Whitby is one of England’s most loved and visited seaside towns, but there is more to it than meets the eye. Here are five intriguing facts about Whitby that will add to your knowledge of the town.
The Whalebone Arch
On the West Cliff you will find an unusual landmark. The whalebone arch commemorates the past links that the town had with the whaling industry. The original arch was erected around 1853 and is preserved in the Whitby Archives Heritage Centre. The current one was installed in 2003, and was donated by Alaska.
Penny Hedge Ceremony
This is an ancient tradition, which is still performed on the eve of Ascension Day. It commemorates a punishment that was meted out to three murderous poachers who killed a hermit in Eskdaleside in the Middle Ages. Their punishment was to cut wood in nearby Eskdaleside with a penny knife and make a barrier, or ‘hedge’ that would stand for three tides in Whitby Bay. You can see their penance performed on the east side of the upper harbour to this very day.

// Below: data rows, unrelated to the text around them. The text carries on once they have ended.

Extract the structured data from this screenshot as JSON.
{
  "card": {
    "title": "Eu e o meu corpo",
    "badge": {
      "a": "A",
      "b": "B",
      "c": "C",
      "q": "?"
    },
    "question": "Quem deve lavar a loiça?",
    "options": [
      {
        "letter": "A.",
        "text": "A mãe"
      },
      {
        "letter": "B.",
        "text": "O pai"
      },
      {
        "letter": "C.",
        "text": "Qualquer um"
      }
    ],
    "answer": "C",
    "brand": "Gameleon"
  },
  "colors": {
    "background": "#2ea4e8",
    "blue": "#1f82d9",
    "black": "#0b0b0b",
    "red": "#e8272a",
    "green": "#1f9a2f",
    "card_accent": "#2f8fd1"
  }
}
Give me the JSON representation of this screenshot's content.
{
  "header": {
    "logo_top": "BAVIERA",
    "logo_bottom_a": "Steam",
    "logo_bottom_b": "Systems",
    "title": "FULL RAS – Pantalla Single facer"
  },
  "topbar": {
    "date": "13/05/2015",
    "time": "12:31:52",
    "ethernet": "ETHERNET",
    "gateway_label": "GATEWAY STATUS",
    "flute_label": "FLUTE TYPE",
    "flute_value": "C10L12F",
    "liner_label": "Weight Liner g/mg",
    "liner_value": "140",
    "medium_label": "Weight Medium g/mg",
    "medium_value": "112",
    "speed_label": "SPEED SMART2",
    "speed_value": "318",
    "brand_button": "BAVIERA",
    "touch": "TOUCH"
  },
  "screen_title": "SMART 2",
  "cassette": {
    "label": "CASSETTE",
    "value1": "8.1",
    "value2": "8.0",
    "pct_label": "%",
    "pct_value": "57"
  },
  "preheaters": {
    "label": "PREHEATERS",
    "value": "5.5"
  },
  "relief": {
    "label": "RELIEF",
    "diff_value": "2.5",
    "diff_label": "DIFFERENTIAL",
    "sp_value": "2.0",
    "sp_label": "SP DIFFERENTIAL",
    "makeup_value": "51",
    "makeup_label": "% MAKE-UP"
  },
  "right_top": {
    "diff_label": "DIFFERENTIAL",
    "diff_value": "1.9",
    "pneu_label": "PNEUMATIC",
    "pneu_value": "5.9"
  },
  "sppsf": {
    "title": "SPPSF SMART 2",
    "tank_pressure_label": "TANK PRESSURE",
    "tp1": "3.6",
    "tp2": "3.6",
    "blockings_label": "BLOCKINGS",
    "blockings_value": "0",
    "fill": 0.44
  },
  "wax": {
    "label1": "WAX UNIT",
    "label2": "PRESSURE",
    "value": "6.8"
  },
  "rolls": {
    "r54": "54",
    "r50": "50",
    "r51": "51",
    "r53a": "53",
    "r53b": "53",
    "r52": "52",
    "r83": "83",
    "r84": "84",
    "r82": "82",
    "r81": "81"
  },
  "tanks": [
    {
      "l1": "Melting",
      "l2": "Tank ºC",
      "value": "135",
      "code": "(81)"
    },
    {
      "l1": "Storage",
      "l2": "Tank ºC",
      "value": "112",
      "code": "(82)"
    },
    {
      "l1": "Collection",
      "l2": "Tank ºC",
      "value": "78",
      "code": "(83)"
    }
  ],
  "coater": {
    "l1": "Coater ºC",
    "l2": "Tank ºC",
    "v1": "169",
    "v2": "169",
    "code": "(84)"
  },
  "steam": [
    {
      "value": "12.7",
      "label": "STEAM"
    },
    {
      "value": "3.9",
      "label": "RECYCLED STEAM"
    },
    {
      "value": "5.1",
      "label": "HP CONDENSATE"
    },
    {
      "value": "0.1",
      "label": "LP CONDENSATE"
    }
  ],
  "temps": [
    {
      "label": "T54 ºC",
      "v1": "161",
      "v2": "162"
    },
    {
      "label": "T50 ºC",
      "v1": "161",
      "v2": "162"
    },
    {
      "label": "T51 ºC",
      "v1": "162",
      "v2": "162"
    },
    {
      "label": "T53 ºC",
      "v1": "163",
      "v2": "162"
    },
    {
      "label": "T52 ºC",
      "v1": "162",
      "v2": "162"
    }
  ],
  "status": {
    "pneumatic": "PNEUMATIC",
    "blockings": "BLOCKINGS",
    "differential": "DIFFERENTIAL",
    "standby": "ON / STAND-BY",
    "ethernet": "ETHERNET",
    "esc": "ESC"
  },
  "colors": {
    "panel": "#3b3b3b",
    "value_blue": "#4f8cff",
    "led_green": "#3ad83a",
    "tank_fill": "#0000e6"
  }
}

Since the Bronze Age, jet has been mined from the cliffs around Whitby. This beautiful black mineraloid is organic in origin, and is created from wood that has aged under great pressure. The Romans used jet from Whitby extensively, making rings, hairpins, beads, bracelets, bangles, necklaces and pendants. You can see some examples at The Yorkshire Museum. In the Victorian era, jet ‘mourning’ jewellery was very popular, due to Queen Victoria’s preference for Whitby jet as part of her mourning dress after the death of Prince Albert.
The extraordinary explorer Captain James Cook set sail from Whitby. He is possibly the greatest cartographer the world has ever seen. His ship, HMS Endeavour, was built here in 1764 by Thomas Fishburn, and took Cook on his amazing journey to Botany Bay. Whilst Cook did not have a permanent home in Whitby, he grew up near by. He oversaw every aspect of his voyage from here and would have stayed close by whilst preparing for the trip.
Whitby has a Dracula Museum, which celebrates the connection between the town and the famous novel by Abraham (Bram) Stoker. The novel tells how Dracula arrived on a ship, which was washed, ashore into the harbour. This draws on the local folklore tale about the Russian ship Dmitri, which transformed into Dracula’s ship Demeter. Much of the action is set in Whitby. Visit the excellent Dracula Museum for more background on how the story ties in with the town. If you are a fan of the Gothic, why not visit Whitby on a bi-annual Gothic Weekend?